Diário do Confinamento 9:
Hora de decisões

textura 6
A democracia tem mecanismos para conter governantes que a ameaçam. Quem irá ativá-los? Quando?

“Cala a boca, não perguntei nada!”. A grosseria e a agressividade causam horror, desgosto, não fazem parte da vida civilizada. Impossível passar em branco. O presidente cospe na cara da cidadania, da governança, da própria governabilidade. Debocha do próprio governo, segue desembestado. Seu amanhã é a conservação do poder, o esforço insano para não perder o sopro que a Fortuna lhe concedeu em 2018.

A bola da vez é Sérgio Moro. Suas denúncias puseram novas cartas na mesa. Não foram bombásticas, mas Jair mordeu a isca, com o rabo preso. Na sua vez de jogar, o presidente agiu com a brutalidade que lhe é típica. Não calculou os próximos lances, xingou, subiu o tom, espumou, fez a pior manobra de todas: disse que tudo não passa de “mentira deslavada”. Não convenceu ninguém. Antes, Moro tinha posto o dedo na ferida, revelando a frase suspeita: “Você tem 27 superintendência, Moro, eu só quero uma, a do Rio”.

Justo a do Rio, aquela mais próxima dos interesses da família, dos milicianos, das “rachadinhas”, do Queirós? Ora, ora…

O destempero presidencial subiu ao palco. Era o que menos se precisava nesse momento agônico. Um presidente em surto é um pesadelo, que amplifica o pesadelo epidêmico. Mata. Não aceita qualquer ponderação, não respeita nem sequer a ordem unida de que se vangloria. Continuarão a sustentá-lo? Quem, por quais motivos e razões?

Não basta denunciá-lo. Também não basta argumentar que é preciso “garantir a ordem constitucional”. Alguém precisa colocar o guizo no gato.

Há um núcleo pensante no governo? Deve haver algum grupo que dê diretrizes. Por mais insignificante que seja a estatura do patrono, o olavismo tem seguidores. Heleno, Ernesto, Weintraub, Wajngarten, Damares, 01, 02 e 03, o gabinete do ódio? Que turma! E há ainda os que trabalham em silêncio, coonestando e deixando como está para ver como é que fica. São igualmente responsáveis.

Tão impressionante quanto um governante aloprado são aqueles que o seguem e aplaudem. Por fanatismo? Por burrice? Por alienação? Por tudo isso junto? Muita pesquisa terá de ser feita para verificar as raízes sociais dessa tormenta. Onde erraram os democratas, mais radicais ou menos? Onde erraram os liberais? Como pudemos chegar a esse ponto?
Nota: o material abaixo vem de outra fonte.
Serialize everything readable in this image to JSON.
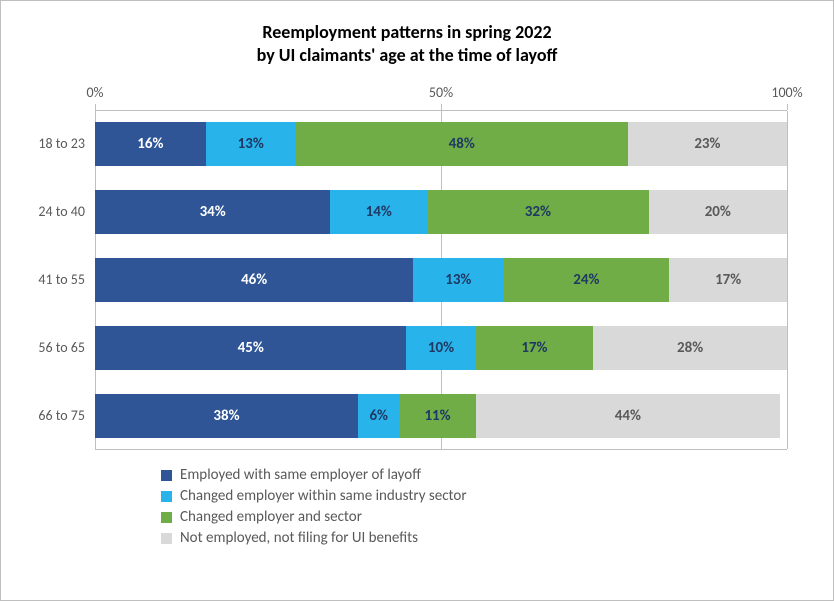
{
  "chart": {
    "type": "stacked-horizontal-bar",
    "title_line1": "Reemployment patterns in spring 2022",
    "title_line2": "by UI claimants' age at the time of layoff",
    "title_fontsize": 18,
    "title_color": "#000000",
    "background_color": "#ffffff",
    "grid_color": "#bfbfbf",
    "axis_label_color": "#595959",
    "axis_fontsize": 14,
    "value_fontsize": 15,
    "x_ticks": [
      {
        "pos": 0,
        "label": "0%"
      },
      {
        "pos": 50,
        "label": "50%"
      },
      {
        "pos": 100,
        "label": "100%"
      }
    ],
    "series": [
      {
        "key": "same_employer",
        "label": "Employed with same employer of layoff",
        "color": "#2f5597",
        "text_color": "#ffffff"
      },
      {
        "key": "same_sector",
        "label": "Changed employer within same industry sector",
        "color": "#28b4eb",
        "text_color": "#1f3864"
      },
      {
        "key": "changed_sector",
        "label": "Changed employer and sector",
        "color": "#70ad47",
        "text_color": "#1f3864"
      },
      {
        "key": "not_employed",
        "label": "Not employed, not filing for UI benefits",
        "color": "#d9d9d9",
        "text_color": "#595959"
      }
    ],
    "categories": [
      {
        "label": "18 to 23",
        "values": {
          "same_employer": 16,
          "same_sector": 13,
          "changed_sector": 48,
          "not_employed": 23
        }
      },
      {
        "label": "24 to 40",
        "values": {
          "same_employer": 34,
          "same_sector": 14,
          "changed_sector": 32,
          "not_employed": 20
        }
      },
      {
        "label": "41 to 55",
        "values": {
          "same_employer": 46,
          "same_sector": 13,
          "changed_sector": 24,
          "not_employed": 17
        }
      },
      {
        "label": "56 to 65",
        "values": {
          "same_employer": 45,
          "same_sector": 10,
          "changed_sector": 17,
          "not_employed": 28
        }
      },
      {
        "label": "66 to 75",
        "values": {
          "same_employer": 38,
          "same_sector": 6,
          "changed_sector": 11,
          "not_employed": 44
        }
      }
    ]
  }
}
Ficou-se a falar que a democracia estava consolidada, que as instituições haviam adquirido força suficiente, e de repente se vê o risco de retrocesso crescer. A institucionalidade aguentará? Os responsáveis pelos Poderes terão a sabedoria necessária para agir com ponderação, mas sem tergiversações e temores? Um governante que governa contra tudo o que é razoável mina a democracia, destrói o que há de cultura cívica no País, empurra a população para a desgraça do autoritarismo, impede que avance até mesmo um plano mequetrefe de crescimento econômico e ajuste fiscal.

Erros se acumularam. A desunião democrática, a voracidade e o desejo de poder daqueles que nos governaram nas últimas décadas, a competição entre atores que deveriam caminhar juntos, a falta de um programa comum de reformas, o desleixo com que se assistiu ao País postergar medidas estratégicas (a infraestrutura, lato sensu), estão a pagar um preço absurdamente alto.

A democracia tem mecanismos para conter governantes que a ameaçam. Quem irá ativá-los? Quando?

Não poderá ser pela via de um “golpe”, porque esse já está sendo tentado pelo próprio presidente. O impeachment é o expediente constitucional, mas requer elementos que ainda não amadureceram. A pressão social, por sua vez, não pode ser efetiva em plena quarentena. Mas há o Congresso, que pode agir com maior ímpeto, ir além de aparar arestas.

A racionalidade democrática passa pelo equilíbrio entre serenidade e indignação, temperança e coragem cívica, valorização das instituições e combate político. É a porta de saída que temos. Com as chaves na mão, o STF larga na frente. A ver onde nos levará a atual fase da judicialização e do ativismo da Suprema Corte.